If it isn’t broke you can probably break it

It has been a few versions since I wrote about an update.  The rule of thumb (for those that want a refeasher)  Big upgrades take very precaution.  Ex.  2.9.2 to 3.0  That was a major upgrade.

The upgrade from 3.2 to 3.2.1  is a minor upgrade and can usually be done as an auto upgrade.

This one goes from 3.2.1 to 3.3  This is a big upgrade.  Therefore, take all the precautions that WP recommends.

  • Backup your database (I prefer to do this from the PHPMyAdmin)
  • Make sure you plugins are all up to date
  • If you are coming to 3.3 from a version before 3.0  a prayer is also in order (or at least cross your finger) like that will help :)

Where You Update

Where you update is as important (or more so) then when you update.  Meaning, keep your impulses in check when you log-in at the coffee shop or Mcds and see the 3.3 is available Please Update now.  Don’t do it from a public wifi connection that is often slow and probably not the most secure.
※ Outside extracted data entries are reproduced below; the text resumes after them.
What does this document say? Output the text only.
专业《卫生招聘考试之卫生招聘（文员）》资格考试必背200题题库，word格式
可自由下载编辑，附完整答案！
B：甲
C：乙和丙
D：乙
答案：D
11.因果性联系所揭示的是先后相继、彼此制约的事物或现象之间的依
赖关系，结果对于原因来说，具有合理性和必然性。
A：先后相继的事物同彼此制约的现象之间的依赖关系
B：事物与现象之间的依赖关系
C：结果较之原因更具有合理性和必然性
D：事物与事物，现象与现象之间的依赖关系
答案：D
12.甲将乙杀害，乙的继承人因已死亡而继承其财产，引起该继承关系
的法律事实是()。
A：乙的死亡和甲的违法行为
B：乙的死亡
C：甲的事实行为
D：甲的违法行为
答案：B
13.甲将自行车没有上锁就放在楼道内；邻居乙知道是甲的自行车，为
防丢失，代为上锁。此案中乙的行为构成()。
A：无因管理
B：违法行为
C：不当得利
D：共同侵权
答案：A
Ordinarily, I wouldn’t even mention this except for yesterday when I was approached by a lady wanting to know how to login at Mcds.  I showed her the connection routine and a little later noticed she was reconciling her checkbook online. (A Simpson moment if I’ve ever seen one).

Wait wait wait . . . for it

I’ll be upgrading a few sites today and if the test sites go well the lab will follow.  I’ll post when the lab is running 3.3 and everything is looking good.

I’ve been getting rid of some old plugins here that are no longer being supported but still have 38 active.  Including some using jQuery which is one of the things being effected by the new version.

The Tucson site uses a lot of different plugins which I’ll also update, (with great caution) so if all is well on the two sites.  I’ll get back to you on the “total” experience.


Finally, I’d wait a week.  You won’t be on the cutting edge using the newest features right away, but you won’t be on the bleeding edge trying to recover from a bug that was missed till in the general population.